Des habitudes à changer
Enfin, « la distorsion existante entre la vision de l’éleveur et celle des experts de l’élevage sur les pratiques à mettre en place peut s’expliquer par le fait que les éleveurs ne reconnaissent pas certains problèmes (peu ou pas de données sur les avortements, sous-estimation des mortinatalités, fausse perception des dangers comme la diarrhée), ou qu’ils ne sont pas assez sensibilisés à l’importance de traiter certains problèmes (la boiterie, par exemple) », a noté le conférencier. Selon lui, pour faire face à cette problématique, il faudrait redonner la priorité à la santé des veaux, à leur bien-être, et sensibiliser les éleveurs au risque de développement des antibiorésistances en élevage.
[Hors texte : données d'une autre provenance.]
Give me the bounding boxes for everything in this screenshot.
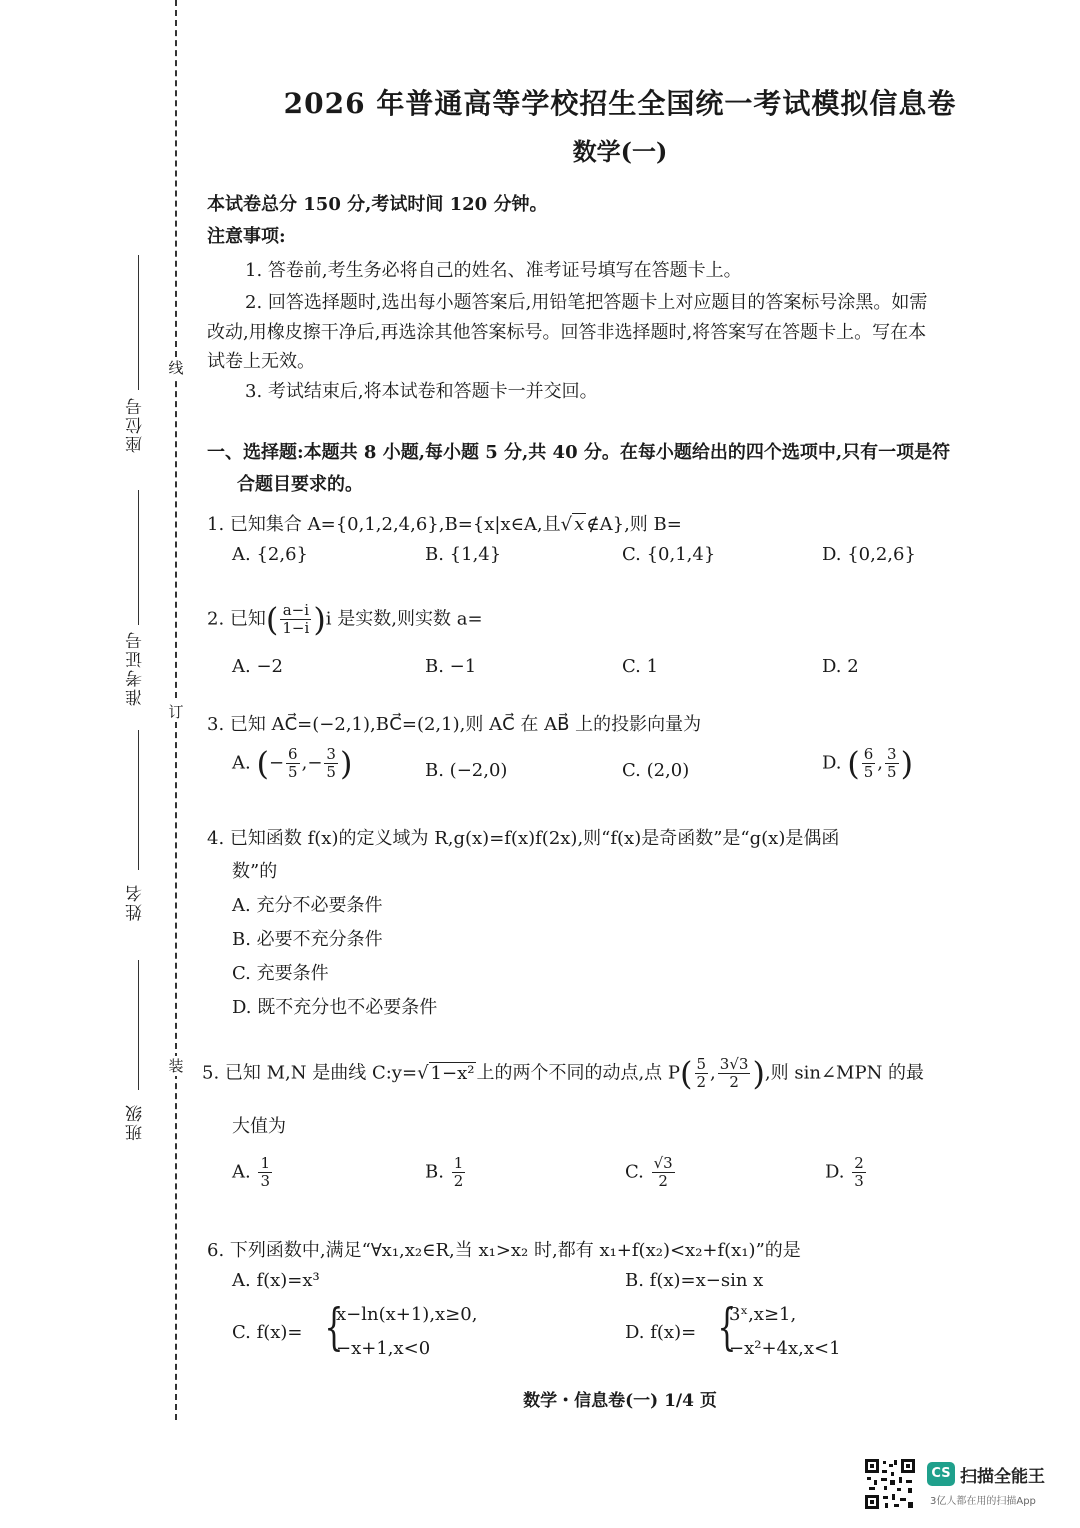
page-footer: 数学・信息卷(一) 1/4 页 [523,1391,717,1411]
q4-option-d: D. 既不充分也不必要条件 [232,997,438,1018]
q5-c-frac [652,1155,675,1190]
q5-sqrt-arg: 1−x² [430,1062,475,1084]
q6-c-case-1: x−ln(x+1),x≥0, [336,1304,478,1325]
q3-a-paren-open: ( [256,744,269,783]
q4-option-a: A. 充分不必要条件 [232,895,383,916]
q2-stem [207,602,483,637]
binding-char-xian: 线 [166,358,186,378]
q5-a-num: 1 [260,1154,271,1172]
q5-p-num2: 3√3 [719,1056,749,1073]
q1-stem [207,510,682,536]
q1-option-c: C. {0,1,4} [622,544,716,565]
camscanner-logo-icon: CS [927,1462,955,1486]
q3-d-den2: 5 [887,763,897,781]
q3-a-paren-close: ) [339,744,353,783]
q3-a-num1: 6 [288,745,298,763]
exam-id-line [138,490,139,625]
q5-b-num: 1 [453,1154,464,1172]
q3-d-sep: , [877,752,884,774]
q1-sqrt-arg: x [574,514,585,535]
q3-a-den1: 5 [288,763,298,781]
q3-a-num2: 3 [326,745,336,763]
q3-d-paren-close: ) [900,744,914,783]
note-2-line-3: 试卷上无效。 [207,351,315,372]
camscanner-tagline: 3亿人都在用的扫描App [930,1496,1036,1507]
binding-char-zhuang: 装 [166,1056,186,1076]
q5-c-label: C. [625,1161,644,1183]
exam-subtitle: 数学(一) [572,137,668,166]
q6-option-d-label: D. f(x)= [625,1322,697,1343]
q5-stem: 5. 已知 M,N 是曲线 C:y=√ 1−x² 上的两个不同的动点,点 P( $\frac{5}{2}$ , $\frac{3√3}{2}$ ),则 sin∠MPN 的最 [202,1056,925,1091]
q2-frac-den: 1−i [282,619,310,637]
q5-c-num: √3 [653,1154,673,1172]
name-line [138,730,139,870]
q1-stem-b: ∉A},则 B= [586,514,682,535]
q5-paren-close: ) [752,1056,765,1091]
q5-option-b [425,1155,467,1190]
q2-paren-open: ( [265,600,279,639]
q3-a-sep: ,− [301,752,323,774]
q3-a-den2: 5 [326,763,336,781]
q3-d-paren-open: ( [847,744,860,783]
section-1-heading-cont: 合题目要求的。 [237,474,363,495]
exam-id-label: 准考证号 [126,630,146,706]
q6-option-a: A. f(x)=x³ [232,1270,320,1291]
q5-stem-a: 5. 已知 M,N 是曲线 C:y= [202,1062,418,1084]
q5-p-frac2 [718,1056,751,1091]
q5-a-label: A. [232,1161,251,1183]
q3-a-frac2 [324,746,338,781]
q5-stem-line-2: 大值为 [232,1116,286,1137]
class-label: 班级 [126,1103,146,1141]
q2-frac-num: a−i [280,602,311,620]
q5-d-frac [852,1155,866,1190]
name-label: 姓名 [126,883,146,921]
q5-option-a [232,1155,274,1190]
q6-d-case-2: −x²+4x,x<1 [729,1338,841,1359]
q5-b-label: B. [425,1161,444,1183]
q3-a-label: A. [232,752,251,774]
q3-a-minus: − [268,752,285,774]
exam-title: 2026 年普通高等学校招生全国统一考试模拟信息卷 [283,87,957,120]
q5-p-den1: 2 [696,1073,707,1091]
q5-paren-open: ( [680,1056,693,1091]
q5-stem-c: ,则 sin∠MPN 的最 [764,1062,925,1084]
section-1-heading: 一、选择题:本题共 8 小题,每小题 5 分,共 40 分。在每小题给出的四个选项中,只有一项是符 [207,442,951,463]
camscanner-name: 扫描全能王 [960,1467,1045,1487]
q3-d-num2: 3 [887,745,897,763]
q4-stem-line-1: 4. 已知函数 f(x)的定义域为 R,g(x)=f(x)f(2x),则“f(x)是奇函数”是“g(x)是偶函 [207,828,840,849]
q5-sqrt-sign: √ [417,1062,429,1084]
q5-a-den: 3 [260,1172,271,1190]
q1-sqrt-sign: √ [560,514,573,535]
q3-option-a [232,746,352,781]
q6-c-brace: { [324,1298,344,1356]
q2-option-c: C. 1 [622,656,659,677]
q6-stem: 6. 下列函数中,满足“∀x₁,x₂∈R,当 x₁>x₂ 时,都有 x₁+f(x₂)<x₂+f(x₁)”的是 [207,1240,801,1261]
q4-stem-line-2: 数”的 [232,861,278,882]
note-3: 3. 考试结束后,将本试卷和答题卡一并交回。 [245,381,598,402]
q5-stem-b: 上的两个不同的动点,点 P [476,1062,681,1084]
q3-d-frac2 [885,746,899,781]
binding-char-ding: 订 [166,702,186,722]
q3-d-label: D. [822,752,842,774]
class-line [138,960,139,1090]
q2-stem-a: 2. 已知 [207,608,266,630]
score-line: 本试卷总分 150 分,考试时间 120 分钟。 [207,194,548,215]
note-1: 1. 答卷前,考生务必将自己的姓名、准考证号填写在答题卡上。 [245,260,742,281]
q6-option-c-label: C. f(x)= [232,1322,303,1343]
q4-option-c: C. 充要条件 [232,963,329,984]
q5-d-den: 3 [854,1172,864,1190]
q2-option-a: A. −2 [232,656,283,677]
q5-p-den2: 2 [729,1073,739,1091]
q5-option-c [625,1155,677,1190]
q3-d-frac1 [862,746,876,781]
q2-fraction [280,602,311,637]
q1-option-b: B. {1,4} [425,544,502,565]
q3-d-num1: 6 [863,745,874,763]
note-2-line-1: 2. 回答选择题时,选出每小题答案后,用铅笔把答题卡上对应题目的答案标号涂黑。如需 [245,292,928,313]
q2-option-b: B. −1 [425,656,477,677]
q5-c-den: 2 [658,1172,668,1190]
q5-d-num: 2 [854,1154,864,1172]
q3-option-b: B. (−2,0) [425,760,508,781]
notes-title: 注意事项: [207,226,286,247]
q4-option-b: B. 必要不充分条件 [232,929,383,950]
q6-d-brace: { [717,1298,737,1356]
q3-d-den1: 5 [863,763,874,781]
q3-option-d [822,746,913,781]
q2-option-d: D. 2 [822,656,859,677]
q5-d-label: D. [825,1161,845,1183]
q5-b-den: 2 [453,1172,464,1190]
note-2-line-2: 改动,用橡皮擦干净后,再选涂其他答案标号。回答非选择题时,将答案写在答题卡上。写在本 [207,322,927,343]
q6-d-case-1: 3ˣ,x≥1, [729,1304,797,1325]
q1-stem-a: 1. 已知集合 A={0,1,2,4,6},B={x|x∈A,且 [207,514,561,535]
qr-code-icon [864,1458,916,1510]
q6-c-case-2: −x+1,x<0 [336,1338,431,1359]
q5-a-frac [258,1155,272,1190]
q1-option-d: D. {0,2,6} [822,544,916,565]
q5-option-d [825,1155,868,1190]
q6-option-b: B. f(x)=x−sin x [625,1270,764,1291]
q5-b-frac [452,1155,466,1190]
seat-number-line [138,255,139,390]
seat-number-label: 座位号 [126,396,146,454]
q3-a-frac1 [286,746,300,781]
q2-paren-close: ) [313,600,326,639]
q3-stem: 3. 已知 AC⃗=(−2,1),BC⃗=(2,1),则 AC⃗ 在 AB⃗ 上的投影向量为 [207,714,702,735]
q1-option-a: A. {2,6} [232,544,308,565]
q5-p-frac1 [695,1056,709,1091]
q5-p-num1: 5 [696,1056,707,1073]
q3-option-c: C. (2,0) [622,760,690,781]
q2-stem-b: i 是实数,则实数 a= [325,608,483,630]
Par ailleurs, des programmes nationaux de communication pourraient être mis en place pour enseigner les bonnes pratiques d’élevage, déclencher une prise de conscience chez les éleveurs et leur donner des valeurs de référence. « Il ne s’agit pas de se comparer seulement aux autres élevages laitiers ou aux valeurs de référence mais d’améliorer réellement la santé des veaux en changeant les pratiques d’élevage », a encore indiqué John F. Mee. Selon le conférencier, au-delà de l’identification du trouble sanitaire par les éleveurs, il faut que ces derniers soient prêts à changer leurs habitudes, même s’ils ont « toujours fait autrement ». Les éleveurs pourraient trouver une source de motivation au changement de leurs pratiques en prenant conscience de l'amélioration subséquente de leurs revenus.